Mark's Projects
Here are a few examples of dissertations or projects I would be prepared to supervise (subject to numbers). They are broadly suitable or adaptable for the MSc Logic, MSc Pure Mathematics or 30 credit (two-semester) 4th year MMath projects, although they may require prerequisite knowledge not contained in these courses. Some of them may be adaptable as 3rd year or one-semester 4th year projects. If you have your own ideas, I am happy to consider supervising projects on other topics in or near my research areas. Please contact me to discuss things further.
Generic Complexity
Introduction: Traditional computational complexity measures the difficulty of problems in the "worst case", but in practice the "worst case" often arises very infrequently. Indeed many theoretically "intractable" algorithms are in widespread use, because in practice they nearly always run very fast! Generic complexity is one attempt to study this phenomenon. A problem is generically solvable if there is an algorithm which, given a randomly selected instance of the problem, terminates with the correct answer with high probability. The subtlely lies mainly in defining "randomly selected" and "high probability". Generic complexity was introduced by group theorists in order to study the relative difficulty of undecidable problems involving groups. It turns out that even undecidable problems can be generically easy with respect to very natural probability distributions.
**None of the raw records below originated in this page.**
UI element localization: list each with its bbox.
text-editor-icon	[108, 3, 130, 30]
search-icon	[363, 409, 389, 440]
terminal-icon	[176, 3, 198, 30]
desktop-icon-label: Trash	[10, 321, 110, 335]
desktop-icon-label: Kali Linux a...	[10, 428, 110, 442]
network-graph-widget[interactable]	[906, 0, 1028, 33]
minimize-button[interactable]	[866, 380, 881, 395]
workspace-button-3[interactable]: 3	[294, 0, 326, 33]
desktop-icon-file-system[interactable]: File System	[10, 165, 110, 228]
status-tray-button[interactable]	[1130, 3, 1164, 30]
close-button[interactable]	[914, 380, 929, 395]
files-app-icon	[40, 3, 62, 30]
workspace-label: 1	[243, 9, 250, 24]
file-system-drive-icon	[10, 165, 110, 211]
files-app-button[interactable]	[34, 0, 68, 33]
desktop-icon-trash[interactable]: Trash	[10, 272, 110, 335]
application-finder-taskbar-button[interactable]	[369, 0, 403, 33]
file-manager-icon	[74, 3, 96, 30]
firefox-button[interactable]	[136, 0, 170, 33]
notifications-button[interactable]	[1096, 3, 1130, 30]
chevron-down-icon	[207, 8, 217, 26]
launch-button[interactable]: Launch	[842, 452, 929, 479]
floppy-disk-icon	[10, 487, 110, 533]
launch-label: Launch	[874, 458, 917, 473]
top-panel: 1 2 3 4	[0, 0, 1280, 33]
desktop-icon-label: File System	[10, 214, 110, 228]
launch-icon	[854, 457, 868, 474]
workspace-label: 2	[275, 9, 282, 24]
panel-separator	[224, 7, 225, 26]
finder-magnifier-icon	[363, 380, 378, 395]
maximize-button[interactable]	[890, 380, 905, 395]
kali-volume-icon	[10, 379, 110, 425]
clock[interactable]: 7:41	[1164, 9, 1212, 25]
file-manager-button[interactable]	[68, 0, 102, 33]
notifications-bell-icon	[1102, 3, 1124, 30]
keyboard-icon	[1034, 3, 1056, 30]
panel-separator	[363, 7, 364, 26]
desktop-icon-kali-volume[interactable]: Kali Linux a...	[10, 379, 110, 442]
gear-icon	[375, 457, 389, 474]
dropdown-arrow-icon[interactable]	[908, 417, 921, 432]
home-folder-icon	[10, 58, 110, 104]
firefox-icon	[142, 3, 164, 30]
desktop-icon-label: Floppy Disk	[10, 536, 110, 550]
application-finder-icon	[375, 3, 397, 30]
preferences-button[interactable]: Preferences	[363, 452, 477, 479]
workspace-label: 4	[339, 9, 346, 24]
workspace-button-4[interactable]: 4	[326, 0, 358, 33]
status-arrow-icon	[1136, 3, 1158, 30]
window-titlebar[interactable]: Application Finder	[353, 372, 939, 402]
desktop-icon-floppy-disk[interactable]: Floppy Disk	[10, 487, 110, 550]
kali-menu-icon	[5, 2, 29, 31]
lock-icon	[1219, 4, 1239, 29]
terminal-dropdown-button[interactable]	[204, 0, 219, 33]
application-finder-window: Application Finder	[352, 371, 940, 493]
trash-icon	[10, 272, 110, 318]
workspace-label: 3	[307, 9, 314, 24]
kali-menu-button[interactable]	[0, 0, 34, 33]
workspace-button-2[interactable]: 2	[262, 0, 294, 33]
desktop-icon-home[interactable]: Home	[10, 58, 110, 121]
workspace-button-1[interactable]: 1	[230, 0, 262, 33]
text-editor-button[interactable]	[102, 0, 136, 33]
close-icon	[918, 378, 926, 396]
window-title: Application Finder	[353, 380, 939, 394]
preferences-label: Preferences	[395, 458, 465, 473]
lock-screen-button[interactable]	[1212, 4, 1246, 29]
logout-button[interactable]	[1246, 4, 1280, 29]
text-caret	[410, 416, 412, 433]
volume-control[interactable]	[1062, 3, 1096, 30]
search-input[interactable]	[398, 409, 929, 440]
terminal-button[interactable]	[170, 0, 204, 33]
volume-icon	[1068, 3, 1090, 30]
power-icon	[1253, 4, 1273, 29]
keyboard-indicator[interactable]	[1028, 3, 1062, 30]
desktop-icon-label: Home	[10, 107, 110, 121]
The Project: You would give an exposition of the main ideas of generic complexity, and of some of the results about group-theoretic decision problems. You could then explore applications of the idea outside group theory. Which of the textbook undecidable problems are generically decidable with respect to some sensible probability distribution? What are the generic complexities of some well-known NP-complete problems?
Prerequisites: You will need a basic grounding in computational complexity/decidability theory and group theory, as well as some elementary real analysis (convergence of sequences etc). More advanced knowledge of combinatorial group theory (infinite discrete groups described using generators and relations) is not necessary but would be an advantage.
Tropical Mathematics
Introduction: The tropical semiring (also known as the max-plus semiring) is the algebraic structure formed by the real numbers under the operations of addition and maximum. It shares many of the properties of a field, with addition and maximum playing the roles of field multiplication and field addition respectively. It differs from a field in that there are no inverses under the maximum (field addition) operation, but instead one gains idempotency of addition (since max(a,a) = a). This leads to a radically different, but still rich, algebraic and geometric structure, which has applications in numerous areas of pure mathematics, applied mathematics and computer science.
The Project: You will start by giving an exposition of the most important features of linear algebra over the tropical semiring. Depending on your interests, you could either go deeper into this theory, or study some applications of tropical methods in areas such as enumerative algebraic geometry, combinatorial optimisation or phylogenetics.
Prerequisites: Basic linear algebra and abstract algebraic structures (eg. rings and modules). Some convex geometry would be helpful but is not essential. Familiarity with the areas in which tropical mathematics is applied (eg. algebraic geometry, combinatorial optimisation, biomathematics) might open up some extra avenues to explore.